For both instructors and learners, these tools open up new possibilities. But they also raise an essential question: how can we train students to use AI without delegating their judgment?
The AI competency frameworks published by UNESCO highlight the importance of a human-centered, ethical, and responsible approach. In its article on the AI Competency Framework for Teachers, UNESCO emphasizes that AI transforms the traditional teacher-learner relationship into a teacher-AI-learner dynamic, which requires rethinking the role of teachers and the skills that need to be developed.
This approach places particular emphasis on the central role of humans, inclusivity, critical thinking, and the responsible use of AI in teaching, learning, and assessment.
This is where business simulations become especially meaningful.
Using generative AI to write a report, summarize a document, or propose an analysis is not enough. Students must also learn to question the results produced, identify possible biases, compare multiple scenarios, and justify their choices.
The goal is no longer just to produce a good answer. It is to understand how that answer was built, with which tools, according to which criteria, and with what level of responsibility.

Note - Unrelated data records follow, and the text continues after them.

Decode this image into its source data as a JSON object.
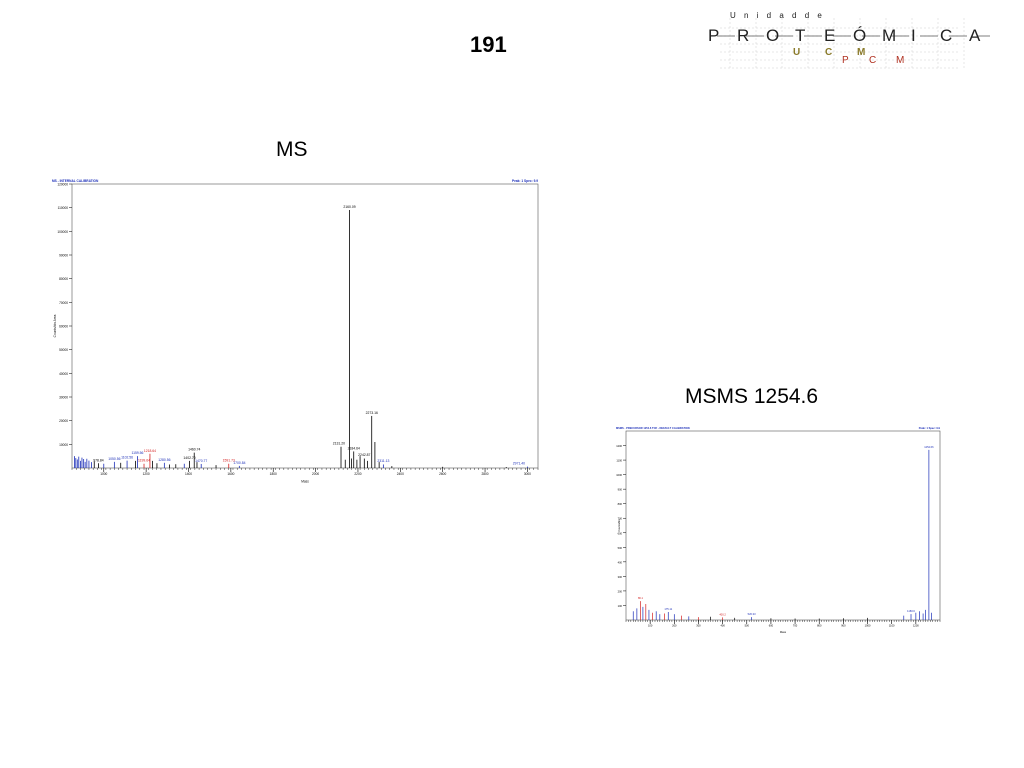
{
  "page": {
    "number": "191"
  },
  "logo": {
    "line1": "U n i d a d   d e",
    "letters": [
      "P",
      "R",
      "O",
      "T",
      "E",
      "Ó",
      "M",
      "I",
      "C",
      "A"
    ],
    "ucm": [
      "U",
      "C",
      "M"
    ],
    "pcm": [
      "P",
      "C",
      "M"
    ],
    "colors": {
      "ucm": "#8a7a2a",
      "pcm": "#b03020",
      "text": "#222222"
    }
  },
  "charts_titles": {
    "ms": "MS",
    "msms": "MSMS 1254.6"
  },
  "chart_data": [
    {
      "type": "bar",
      "id": "ms",
      "title": "MS",
      "header_left": "MS - INTERNAL CALIBRATION",
      "header_right": "Peak: 1 Spec: 9.9",
      "xlabel": "Mass",
      "ylabel": "Counts/bin Area",
      "xlim": [
        850,
        3050
      ],
      "ylim": [
        0,
        120000
      ],
      "x_ticks": [
        1000,
        1200,
        1400,
        1600,
        1800,
        2000,
        2200,
        2400,
        2600,
        2800,
        3000
      ],
      "y_ticks": [
        10000,
        20000,
        30000,
        40000,
        50000,
        60000,
        70000,
        80000,
        90000,
        100000,
        110000,
        120000
      ],
      "colors": {
        "main": "#000000",
        "blue": "#1c2fb8",
        "red": "#d42020"
      },
      "peaks": [
        {
          "x": 862,
          "y": 5000,
          "c": "blue"
        },
        {
          "x": 868,
          "y": 4200,
          "c": "blue"
        },
        {
          "x": 875,
          "y": 3600,
          "c": "blue"
        },
        {
          "x": 882,
          "y": 4800,
          "c": "blue"
        },
        {
          "x": 890,
          "y": 3000,
          "c": "blue"
        },
        {
          "x": 897,
          "y": 4400,
          "c": "blue"
        },
        {
          "x": 905,
          "y": 3800,
          "c": "blue"
        },
        {
          "x": 912,
          "y": 2600,
          "c": "blue"
        },
        {
          "x": 920,
          "y": 3900,
          "c": "blue"
        },
        {
          "x": 930,
          "y": 3100,
          "c": "blue"
        },
        {
          "x": 942,
          "y": 2500,
          "c": "blue"
        },
        {
          "x": 955,
          "y": 2800,
          "c": "black"
        },
        {
          "x": 975,
          "y": 2000,
          "c": "black"
        },
        {
          "x": 1000,
          "y": 1800,
          "c": "blue"
        },
        {
          "x": 1050,
          "y": 2600,
          "c": "blue"
        },
        {
          "x": 1080,
          "y": 2200,
          "c": "black"
        },
        {
          "x": 1110,
          "y": 3100,
          "c": "blue"
        },
        {
          "x": 1150,
          "y": 3000,
          "c": "black"
        },
        {
          "x": 1159,
          "y": 5000,
          "c": "blue"
        },
        {
          "x": 1190,
          "y": 1800,
          "c": "red"
        },
        {
          "x": 1218,
          "y": 6000,
          "c": "red"
        },
        {
          "x": 1230,
          "y": 3000,
          "c": "black"
        },
        {
          "x": 1251,
          "y": 2000,
          "c": "black"
        },
        {
          "x": 1286,
          "y": 2200,
          "c": "blue"
        },
        {
          "x": 1310,
          "y": 1500,
          "c": "black"
        },
        {
          "x": 1340,
          "y": 1600,
          "c": "black"
        },
        {
          "x": 1380,
          "y": 1800,
          "c": "blue"
        },
        {
          "x": 1405,
          "y": 3000,
          "c": "black"
        },
        {
          "x": 1427,
          "y": 6500,
          "c": "black"
        },
        {
          "x": 1440,
          "y": 2500,
          "c": "black"
        },
        {
          "x": 1460,
          "y": 1700,
          "c": "blue"
        },
        {
          "x": 1530,
          "y": 1200,
          "c": "black"
        },
        {
          "x": 1590,
          "y": 1800,
          "c": "red"
        },
        {
          "x": 1640,
          "y": 900,
          "c": "blue"
        },
        {
          "x": 2120,
          "y": 9000,
          "c": "black"
        },
        {
          "x": 2140,
          "y": 3500,
          "c": "black"
        },
        {
          "x": 2160,
          "y": 109000,
          "c": "black"
        },
        {
          "x": 2170,
          "y": 4000,
          "c": "black"
        },
        {
          "x": 2180,
          "y": 7000,
          "c": "black"
        },
        {
          "x": 2195,
          "y": 3500,
          "c": "black"
        },
        {
          "x": 2210,
          "y": 5000,
          "c": "black"
        },
        {
          "x": 2230,
          "y": 4000,
          "c": "black"
        },
        {
          "x": 2245,
          "y": 3000,
          "c": "black"
        },
        {
          "x": 2265,
          "y": 22000,
          "c": "black"
        },
        {
          "x": 2280,
          "y": 11000,
          "c": "black"
        },
        {
          "x": 2300,
          "y": 2500,
          "c": "black"
        },
        {
          "x": 2320,
          "y": 1500,
          "c": "blue"
        },
        {
          "x": 2360,
          "y": 800,
          "c": "black"
        },
        {
          "x": 2600,
          "y": 500,
          "c": "black"
        },
        {
          "x": 2900,
          "y": 400,
          "c": "black"
        },
        {
          "x": 3000,
          "y": 600,
          "c": "blue"
        }
      ],
      "annotations": [
        {
          "x": 2160,
          "y": 109000,
          "label": "2160.09",
          "c": "black"
        },
        {
          "x": 2265,
          "y": 22000,
          "label": "2273.16",
          "c": "black"
        },
        {
          "x": 2110,
          "y": 9000,
          "label": "2131.20",
          "c": "black"
        },
        {
          "x": 2180,
          "y": 7000,
          "label": "2184.64",
          "c": "black"
        },
        {
          "x": 2230,
          "y": 4200,
          "label": "2242.87",
          "c": "black"
        },
        {
          "x": 2320,
          "y": 1600,
          "label": "2311.13",
          "c": "blue"
        },
        {
          "x": 1427,
          "y": 6500,
          "label": "1460.74",
          "c": "black"
        },
        {
          "x": 1218,
          "y": 6000,
          "label": "1218.64",
          "c": "red"
        },
        {
          "x": 1159,
          "y": 5000,
          "label": "1159.56",
          "c": "blue"
        },
        {
          "x": 1110,
          "y": 3100,
          "label": "1102.56",
          "c": "blue"
        },
        {
          "x": 1286,
          "y": 2200,
          "label": "1280.56",
          "c": "blue"
        },
        {
          "x": 1405,
          "y": 3000,
          "label": "1402.70",
          "c": "black"
        },
        {
          "x": 1050,
          "y": 2600,
          "label": "1050.56",
          "c": "blue"
        },
        {
          "x": 975,
          "y": 2000,
          "label": "978.84",
          "c": "black"
        },
        {
          "x": 1590,
          "y": 1800,
          "label": "1591.73",
          "c": "red"
        },
        {
          "x": 1460,
          "y": 1700,
          "label": "1470.77",
          "c": "blue"
        },
        {
          "x": 1640,
          "y": 900,
          "label": "1700.84",
          "c": "blue"
        },
        {
          "x": 1190,
          "y": 1800,
          "label": "1199.64",
          "c": "red"
        },
        {
          "x": 2960,
          "y": 600,
          "label": "2971.40",
          "c": "blue"
        }
      ]
    },
    {
      "type": "bar",
      "id": "msms",
      "title": "MSMS 1254.6",
      "header_left": "MSMS - PRECURSOR 1254.6 TOF - DEFAULT CALIBRATION",
      "header_right": "Peak: 1 Spec: 9.9",
      "xlabel": "Mass",
      "ylabel": "Counts/bin",
      "xlim": [
        0,
        1300
      ],
      "ylim": [
        0,
        1300
      ],
      "x_ticks": [
        100,
        200,
        300,
        400,
        500,
        600,
        700,
        800,
        900,
        1000,
        1100,
        1200
      ],
      "y_ticks": [
        100,
        200,
        300,
        400,
        500,
        600,
        700,
        800,
        900,
        1000,
        1100,
        1200
      ],
      "colors": {
        "main": "#000000",
        "blue": "#1c2fb8",
        "red": "#d42020"
      },
      "peaks": [
        {
          "x": 30,
          "y": 60,
          "c": "blue"
        },
        {
          "x": 45,
          "y": 80,
          "c": "blue"
        },
        {
          "x": 60,
          "y": 130,
          "c": "red"
        },
        {
          "x": 70,
          "y": 90,
          "c": "blue"
        },
        {
          "x": 82,
          "y": 110,
          "c": "red"
        },
        {
          "x": 95,
          "y": 70,
          "c": "blue"
        },
        {
          "x": 110,
          "y": 50,
          "c": "red"
        },
        {
          "x": 125,
          "y": 60,
          "c": "blue"
        },
        {
          "x": 140,
          "y": 40,
          "c": "blue"
        },
        {
          "x": 160,
          "y": 45,
          "c": "red"
        },
        {
          "x": 175,
          "y": 55,
          "c": "blue"
        },
        {
          "x": 200,
          "y": 40,
          "c": "blue"
        },
        {
          "x": 230,
          "y": 30,
          "c": "red"
        },
        {
          "x": 260,
          "y": 25,
          "c": "blue"
        },
        {
          "x": 300,
          "y": 20,
          "c": "red"
        },
        {
          "x": 350,
          "y": 22,
          "c": "black"
        },
        {
          "x": 400,
          "y": 18,
          "c": "red"
        },
        {
          "x": 450,
          "y": 15,
          "c": "black"
        },
        {
          "x": 520,
          "y": 20,
          "c": "blue"
        },
        {
          "x": 600,
          "y": 12,
          "c": "black"
        },
        {
          "x": 700,
          "y": 10,
          "c": "black"
        },
        {
          "x": 800,
          "y": 10,
          "c": "black"
        },
        {
          "x": 900,
          "y": 12,
          "c": "black"
        },
        {
          "x": 1000,
          "y": 15,
          "c": "black"
        },
        {
          "x": 1150,
          "y": 30,
          "c": "blue"
        },
        {
          "x": 1180,
          "y": 40,
          "c": "blue"
        },
        {
          "x": 1200,
          "y": 50,
          "c": "blue"
        },
        {
          "x": 1215,
          "y": 60,
          "c": "blue"
        },
        {
          "x": 1230,
          "y": 45,
          "c": "blue"
        },
        {
          "x": 1240,
          "y": 70,
          "c": "blue"
        },
        {
          "x": 1254,
          "y": 1170,
          "c": "blue"
        },
        {
          "x": 1265,
          "y": 50,
          "c": "blue"
        }
      ],
      "annotations": [
        {
          "x": 1254,
          "y": 1170,
          "label": "1254.66",
          "c": "blue"
        },
        {
          "x": 60,
          "y": 130,
          "label": "86.1",
          "c": "red"
        },
        {
          "x": 175,
          "y": 55,
          "label": "175.11",
          "c": "blue"
        },
        {
          "x": 520,
          "y": 20,
          "label": "520.33",
          "c": "blue"
        },
        {
          "x": 400,
          "y": 18,
          "label": "400.2",
          "c": "red"
        },
        {
          "x": 1180,
          "y": 40,
          "label": "1183.6",
          "c": "blue"
        }
      ]
    }
  ]
}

In this context, AI becomes a tool that supports reflection. It can support analysis, but it does not replace human decision-making.

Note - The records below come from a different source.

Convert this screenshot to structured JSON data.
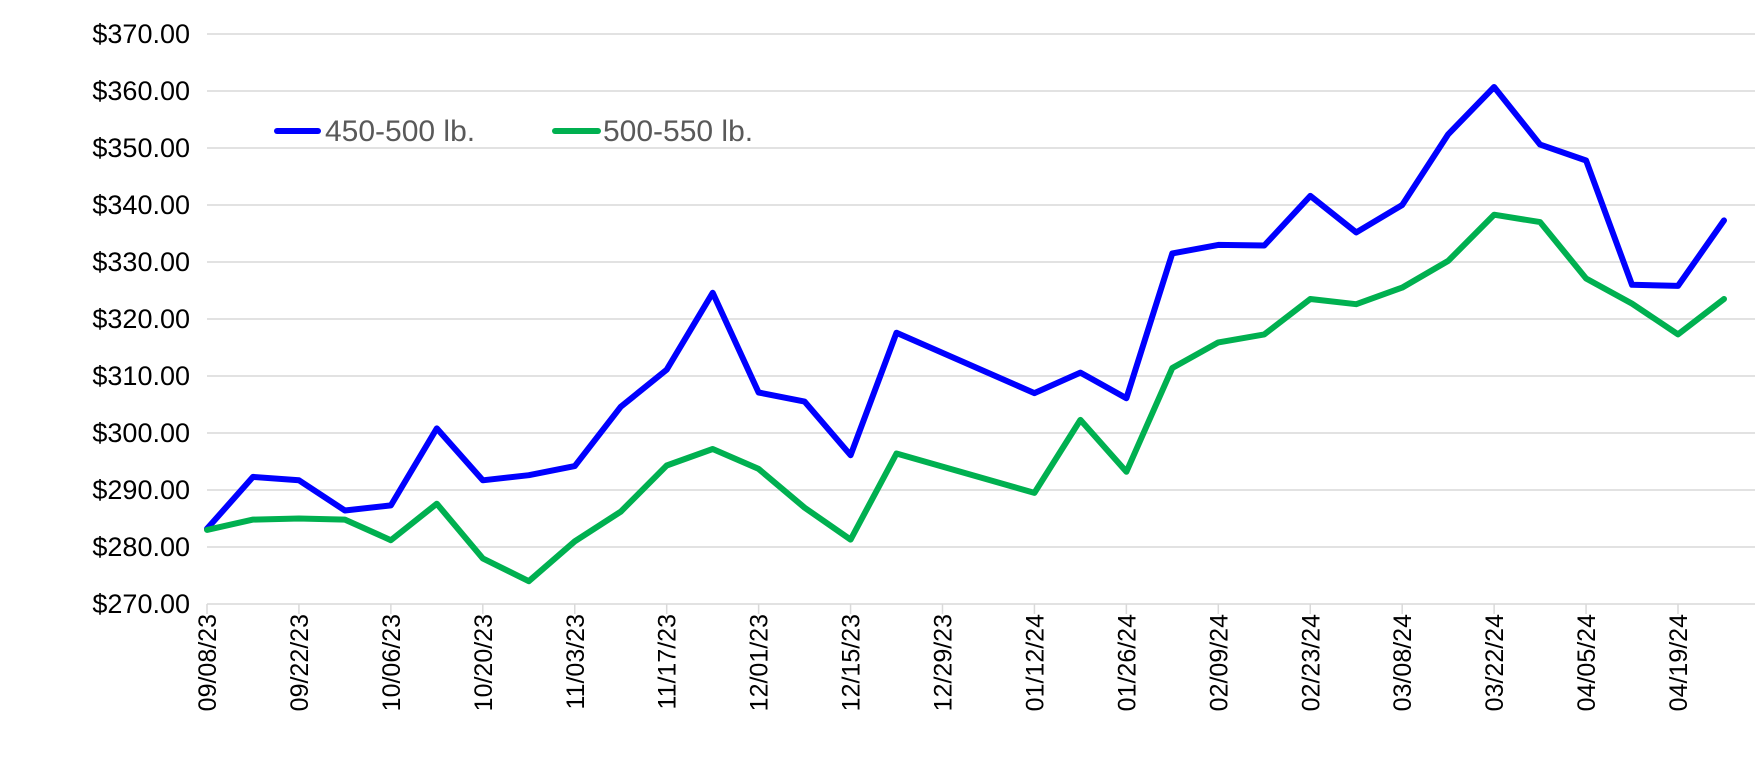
{
  "chart_data": {
    "type": "line",
    "title": "",
    "xlabel": "",
    "ylabel": "",
    "ylim": [
      270,
      370
    ],
    "y_ticks": [
      "$270.00",
      "$280.00",
      "$290.00",
      "$300.00",
      "$310.00",
      "$320.00",
      "$330.00",
      "$340.00",
      "$350.00",
      "$360.00",
      "$370.00"
    ],
    "x_ticks": [
      "09/08/23",
      "09/22/23",
      "10/06/23",
      "10/20/23",
      "11/03/23",
      "11/17/23",
      "12/01/23",
      "12/15/23",
      "12/29/23",
      "01/12/24",
      "01/26/24",
      "02/09/24",
      "02/23/24",
      "03/08/24",
      "03/22/24",
      "04/05/24",
      "04/19/24"
    ],
    "grid": true,
    "legend_position": "top-left",
    "x": [
      "09/08/23",
      "09/15/23",
      "09/22/23",
      "09/29/23",
      "10/06/23",
      "10/13/23",
      "10/20/23",
      "10/27/23",
      "11/03/23",
      "11/10/23",
      "11/17/23",
      "11/24/23",
      "12/01/23",
      "12/08/23",
      "12/15/23",
      "12/22/23",
      "01/12/24",
      "01/19/24",
      "01/26/24",
      "02/02/24",
      "02/09/24",
      "02/16/24",
      "02/23/24",
      "03/01/24",
      "03/08/24",
      "03/15/24",
      "03/22/24",
      "03/29/24",
      "04/05/24",
      "04/12/24",
      "04/19/24",
      "04/26/24"
    ],
    "series": [
      {
        "name": "450-500 lb.",
        "color": "#0000FF",
        "values": [
          283.2,
          292.3,
          291.7,
          286.4,
          287.3,
          300.8,
          291.7,
          292.6,
          294.2,
          304.6,
          311.1,
          324.6,
          307.1,
          305.5,
          296.1,
          317.6,
          307.0,
          310.6,
          306.1,
          331.5,
          333.0,
          332.9,
          341.6,
          335.2,
          340.0,
          352.4,
          360.7,
          350.6,
          347.8,
          326.0,
          325.8,
          337.3
        ]
      },
      {
        "name": "500-550 lb.",
        "color": "#00B050",
        "values": [
          283.0,
          284.8,
          285.0,
          284.8,
          281.2,
          287.6,
          278.0,
          274.0,
          281.0,
          286.2,
          294.3,
          297.2,
          293.7,
          286.9,
          281.3,
          296.4,
          289.5,
          302.3,
          293.2,
          311.4,
          315.9,
          317.3,
          323.5,
          322.6,
          325.5,
          330.2,
          338.3,
          337.0,
          327.1,
          322.7,
          317.3,
          323.5
        ]
      }
    ]
  }
}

Cesim business games are based on experiential learning: learning by doing, analyzing, and adjusting.
Students are placed in a realistic competitive environment. Working in teams, they manage a virtual company, make strategic decisions, and observe the consequences of their choices throughout the simulation.
In particular, they must:
In this type of serious game, AI can help formulate hypotheses, structure thinking, or compare multiple scenarios. But it cannot take responsibility for the final decision.

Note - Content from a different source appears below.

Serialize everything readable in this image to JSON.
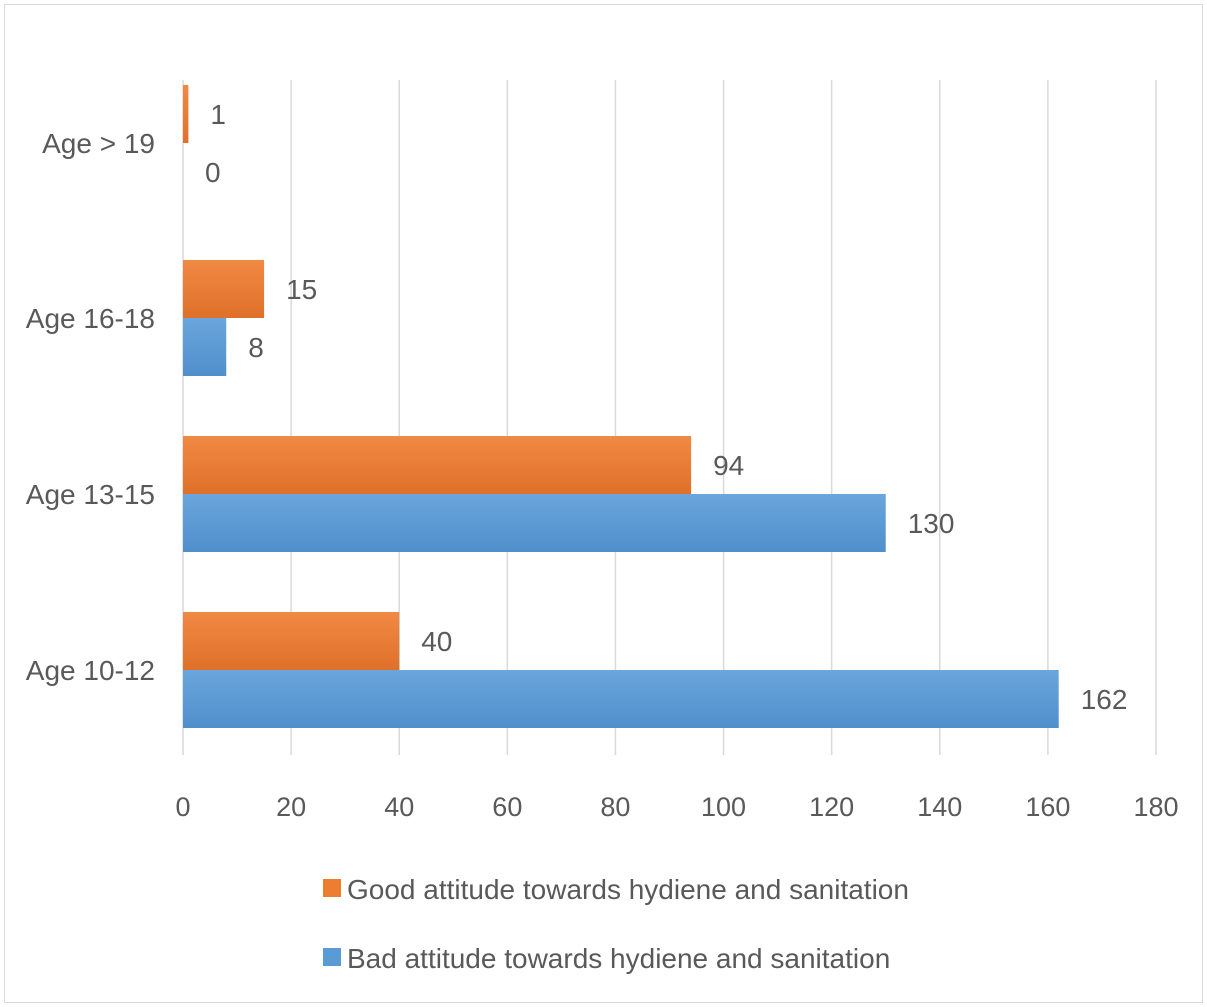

With generative AI, written reports and analyses remain useful, but they are no longer always enough to measure real learning.
A text can be well written without fully reflecting the student’s understanding. A recommendation may seem relevant without truly being adapted to the context. An analysis may be well structured while still relying on weak assumptions.
Business simulations make it possible to complement assessment with more concrete elements:
In a business game, decisions do not remain theoretical. They produce visible effects that students must analyze and explain.
One of the risks of AI in education is excessive dependence. If students use AI as a source of authority, they may lose intellectual autonomy.
Business games, by contrast, make it possible to turn AI into an object of critical discussion. An instructor can, for example, ask teams to compare their own analysis with one produced by AI, then identify points of agreement, contradictions, blind spots, or questionable assumptions.
Debriefings then become a central moment. Students explain why they followed, modified, or rejected a recommendation. They connect their decisions to the results obtained and to the theoretical concepts studied.
The question is no longer only: "Did you use AI?". It becomes: "How did you evaluate what AI suggested to you?"
In Cesim business games, artificial intelligence is integrated in a way that supports learning without replacing students’ reasoning.
Cesim AI Coach acts as a support tool that guides teams in their reflection. It can help interpret results, suggest avenues for analysis, or draw attention to certain performance gaps.
Its role is not to provide ready-made decisions or strategies, but to encourage students to structure their reasoning, formulate hypotheses, and deepen their analysis. For this reason, it fully aligns with the approach recommended by UNESCO: a human-centered use of AI that strengthens the capacity for judgment rather than replacing it.
The arrival of AI does not reduce the value of business games and serious games. It reinforces it.
The more powerful AI tools become, the more important it is to train students in what AI cannot do for them: make decisions under uncertainty, take ownership of a strategy, collaborate with a team, learn from mistakes, and exercise judgment.
Cesim business simulations offer a particularly relevant framework for developing these skills, especially when they are deployed with Cesim AI Coach. They make it possible to connect concepts, decisions, results, and critical reflection in a realistic, risk-free environment.
In the age of AI, the central question is no longer only: "What can they produce?". It becomes: "How do they make decisions, with which tools, according to which criteria, and with what level of responsibility?"
This is precisely the skill that Cesim business games and Cesim AI Coach make possible to develop in depth.